Metropolitan News-Enterprise


Monday, August 24, 2020


Page 1


Court of Appeal:

Attorney Precluded From Raising Any Issues on Appeal Based on Violation of Rule


By a MetNews Staff Writer


The Court of Appeal for this district on Friday declined to use its discretion to permit a personal injury attorney to raise issues on appeal in his own traffic-accident case because of his failure to comply with a provision of the state Rules of Court requiring that all issues be specified in the notice designating the record on appeal where only portions of a reporter’s transcript are designated.

Presiding Justice Tricia A. Bigelow of Div. Eight wrote the unpublished opinion which faults Pasadena attorney Sevan Movsesian for his noncompliance with California Rules of Court, rule 8.130(a)(2). That rule provides that if only a portion of the reporter’s transcript is designated, “the notice must state the points to be raised on appeal; the appeal is then limited to those points unless, on motion, the reviewing court permits otherwise.”

Bigelow said:

“Enforcement of Rule 8.130(a)(2) does not undermine the policy of deciding appeals on their merits….

“Here, Movsesian designated a partial reporter’s transcript that did not include all the testimony given in the trial court, but he failed to state in the notice any points to be raised on appeal. As Movsesian concedes, under the plain language of Rule 8.130(a)(2), he is precluded from raising any points on appeal, unless we permit otherwise. We decline to do so.”

Defect Pointed Out

 On April 18, 2019, three days after Movsesian’s lawyer on appeal, Robert Dourian, filed the notice designating the record on appeal, the defendant, Lilian Ourishian, filed a motion in the Los Angeles Superior Court pointing to the deficiency.

On Aug. 23 of that year, Oregon attorney Sharon J. Arkin substituted in as lead appellate counsel, and on Dec. 2—three days before the appellant’s opening brief was due—she sought a stipulation from Ourishian’s counsel that the full transcript be filed. The lawyer declined, and pointed to the failing to set forth the issues on appeal.

Arkin sought leave of Div. Eight to file the entire transcript, which was denied.

It was not until May 20, 2020, on the same day that Movsesian filed his reply brief, that a motion was made asking the court to overlook the noncompliance with Rule 8.130(a)(2).

‘Egregious and Inexcusable’

Bigelow commented:

“Movsesian’s failure to comply with Rule 8.130(a)(2) was egregious and inexcusable. Ourishian’s objection brought the issue to his attention more than a year ago, and only a few days after he filed the deficient designation of record. Movsesian’s excuses for not addressing the issue then—that the attorney who received the objection did not understand the significance of the issue and just assumed another attorney would take care of it—are far from compelling. Indeed, they strain credulity.

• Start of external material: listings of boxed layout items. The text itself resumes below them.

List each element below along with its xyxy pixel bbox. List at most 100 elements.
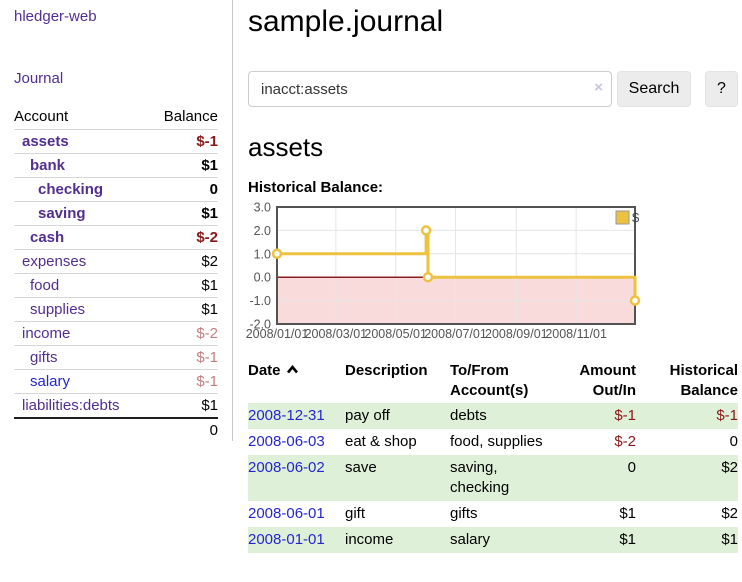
sidebar-account-link[interactable]: liabilities:debts bbox=[22, 397, 120, 414]
sidebar-account-balance: $1 bbox=[148, 153, 218, 178]
sidebar-account-row: income $-2 bbox=[14, 321, 218, 346]
sidebar-account-link[interactable]: income bbox=[22, 325, 71, 342]
sidebar-accounts-body: assets $-1 bank $1 checking 0 saving $1 … bbox=[14, 129, 218, 419]
register-balance: $1 bbox=[721, 531, 738, 548]
historical-balance-chart: 3.0 2.0 1.0 0.0 -1.0 -2.02008/01/012008/03/01… bbox=[246, 201, 641, 341]
register-date-link[interactable]: 2008-12-31 bbox=[248, 407, 325, 424]
data-point-marker bbox=[420, 225, 432, 236]
legend-label: $ bbox=[632, 210, 640, 225]
x-tick-label: 2008/09/01 bbox=[485, 327, 548, 341]
search-button[interactable]: Search bbox=[617, 71, 691, 107]
register-amount: $-2 bbox=[614, 433, 636, 450]
accounts-total-spacer bbox=[14, 417, 149, 442]
x-tick-label: 2008/07/01 bbox=[424, 327, 487, 341]
sidebar-account-link[interactable]: saving bbox=[38, 205, 86, 222]
sidebar-account-balance: $2 bbox=[148, 249, 218, 274]
sidebar-account-link[interactable]: assets bbox=[22, 133, 69, 150]
register-accounts: food, supplies bbox=[450, 433, 543, 450]
sidebar-account-balance: $1 bbox=[148, 273, 218, 298]
register-description: income bbox=[345, 531, 394, 548]
register-body: 2008-12-31 pay off debts $-1 $-1 2008-06… bbox=[248, 403, 738, 553]
register-description: gift bbox=[345, 505, 366, 522]
search-input[interactable] bbox=[248, 71, 612, 107]
sidebar-account-link[interactable]: checking bbox=[38, 181, 104, 198]
register-amount: $-1 bbox=[614, 407, 636, 424]
sidebar-account-link[interactable]: supplies bbox=[30, 301, 86, 318]
register-accounts: saving, checking bbox=[450, 459, 510, 496]
sidebar-account-balance: $-1 bbox=[148, 369, 218, 394]
sidebar-account-link[interactable]: gifts bbox=[30, 349, 58, 366]
sidebar-item-journal[interactable]: Journal bbox=[14, 70, 64, 87]
register-date-link[interactable]: 2008-06-01 bbox=[248, 505, 325, 522]
accounts-total-row: 0 bbox=[14, 417, 218, 442]
register-header-description: Description bbox=[345, 362, 428, 379]
account-page-title: assets bbox=[248, 132, 324, 162]
register-amount: 0 bbox=[627, 459, 636, 476]
sidebar-account-row: liabilities:debts $1 bbox=[14, 393, 218, 419]
register-row: 2008-06-01 gift gifts $1 $2 bbox=[248, 501, 738, 527]
register-row: 2008-06-03 eat & shop food, supplies $-2… bbox=[248, 429, 738, 455]
register-accounts: gifts bbox=[450, 505, 478, 522]
app-title-link[interactable]: hledger-web bbox=[14, 8, 97, 25]
register-row: 2008-12-31 pay off debts $-1 $-1 bbox=[248, 403, 738, 429]
sidebar-account-row: salary $-1 bbox=[14, 369, 218, 394]
y-tick-label: 1.0 bbox=[254, 247, 271, 261]
sidebar-account-row: cash $-2 bbox=[14, 225, 218, 250]
register-accounts: debts bbox=[450, 407, 487, 424]
sidebar-account-balance: $-1 bbox=[148, 345, 218, 370]
register-header-amount: Amount Out/In bbox=[579, 362, 636, 399]
register-row: 2008-01-01 income salary $1 $1 bbox=[248, 527, 738, 553]
sidebar-account-balance: 0 bbox=[148, 177, 218, 202]
accounts-header-balance: Balance bbox=[148, 106, 218, 130]
register-header-balance: Historical Balance bbox=[669, 362, 738, 399]
x-tick-label: 2008/03/01 bbox=[305, 327, 368, 341]
sidebar-account-row: gifts $-1 bbox=[14, 345, 218, 370]
accounts-header-account: Account bbox=[14, 106, 149, 130]
register-date-link[interactable]: 2008-06-02 bbox=[248, 459, 325, 476]
register-date-link[interactable]: 2008-01-01 bbox=[248, 531, 325, 548]
data-point-marker bbox=[271, 248, 283, 260]
page-title: sample.journal bbox=[248, 5, 444, 38]
register-balance: 0 bbox=[729, 433, 738, 450]
sidebar-account-link[interactable]: cash bbox=[30, 229, 65, 246]
register-date-link[interactable]: 2008-06-03 bbox=[248, 433, 325, 450]
register-balance: $-1 bbox=[716, 407, 738, 424]
sidebar-account-row: saving $1 bbox=[14, 201, 218, 226]
sidebar-account-balance: $-2 bbox=[148, 225, 218, 250]
register-description: pay off bbox=[345, 407, 390, 424]
main-content: sample.journal × Search ? assets Histori… bbox=[246, 0, 738, 553]
register-balance: $2 bbox=[721, 459, 738, 476]
sidebar-account-balance: $1 bbox=[148, 297, 218, 322]
register-table: Date Description To/From Account(s) Amou… bbox=[248, 359, 738, 553]
sidebar-account-balance: $-1 bbox=[148, 129, 218, 154]
sidebar-account-link[interactable]: expenses bbox=[22, 253, 87, 270]
chart-title: Historical Balance: bbox=[248, 179, 384, 196]
accounts-table: Account Balance assets $-1 bank $1 check… bbox=[14, 106, 218, 442]
register-row: 2008-06-02 save saving, checking 0 $2 bbox=[248, 455, 738, 501]
legend-swatch bbox=[615, 210, 630, 225]
sidebar-account-row: food $1 bbox=[14, 273, 218, 298]
register-amount: $1 bbox=[619, 531, 636, 548]
register-description: save bbox=[345, 459, 377, 476]
y-tick-label: 2.0 bbox=[254, 224, 271, 238]
plot-border bbox=[276, 206, 636, 325]
sidebar-account-balance: $1 bbox=[148, 393, 218, 419]
sidebar-account-link[interactable]: food bbox=[30, 277, 60, 294]
sidebar-account-row: assets $-1 bbox=[14, 129, 218, 154]
sidebar-account-balance: $-2 bbox=[148, 321, 218, 346]
sidebar-account-row: checking 0 bbox=[14, 177, 218, 202]
sidebar-account-link[interactable]: bank bbox=[30, 157, 66, 174]
register-header-date[interactable]: Date bbox=[248, 359, 345, 403]
sidebar-account-link[interactable]: salary bbox=[30, 373, 71, 390]
register-header-tofrom: To/From Account(s) bbox=[450, 362, 529, 399]
register-balance: $2 bbox=[721, 505, 738, 522]
y-tick-label: -2.0 bbox=[249, 318, 271, 332]
accounts-total-value: 0 bbox=[148, 417, 218, 442]
clear-search-icon[interactable]: × bbox=[594, 79, 603, 96]
register-description: eat & shop bbox=[345, 433, 417, 450]
x-tick-label: 2008/11/01 bbox=[545, 327, 607, 341]
help-button[interactable]: ? bbox=[705, 71, 738, 107]
x-tick-label: 2008/01/01 bbox=[246, 327, 309, 341]
search-form: × Search ? bbox=[248, 71, 738, 107]
sidebar: hledger-web Journal Account Balance asse… bbox=[0, 0, 233, 442]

“Even if the claims are true, Movsesian nonetheless fails to explain why his lead appellate counsel, Arkin, did not address the issue immediately after it was brought to her attention in December 2019. Nor does he explain why, after the issue was raised for the third time in the respondent’s brief, he waited three additional months to finally address it.”

Contradiction Noted

In seeking to have the rule violation forgiven, Movsesian portrayed the breach as inconsequential because the appeal can be decided on the record that was designated. That, Bigelow said, contradicts the assertion by Arkin in seeking permission to file the full transcript that the “entire transcript is necessary to demonstrate the trial court’s abuse of discretion and resulting prejudice from its denial of the motion for new trial.”

The presiding justice declared:

“For these reasons, we decline to exercise our discretion to overlook Movsesian’s complete failure to comply with Rule 8.130(a)(2). Movsesian, therefore, is precluded from raising any points on appeal.”

She nonetheless examined the contentions, and found each to be unmeritorious.

The opinion affirms the judgment based on a jury award of $44,458.45 to Movsesian—which he proclaimed to be inadequate—and Los Angeles Superior Court Judge Victor E. Chavez’s denial of a motion for a new trial and his award of costs to Ourishian.

She had made two statutory offers of compromise, once in February 2018 for $50,000 and the second in October 2018 for $80,000. Given that Movsesian declined both offers, which were greater than the amount he ultimately recovered at trial, Chavez awarded Ourishian $54,617.42 in costs, pursuant to Code of Civil Procedure §998.

The case is Movsesian v. Ourishian, B296836.

Counsel for Movsesian were Arkin and Dourian, as well as Z. Sondra Derderian, who works for Dourian, of Law Offices of Robert Dourian, and Pasadena attorney Nancy P. Doumanian. Representing Ourishian were Kathryn Albarian and Michael Park of the Glendale firm of Mark R. Weiner & Associates.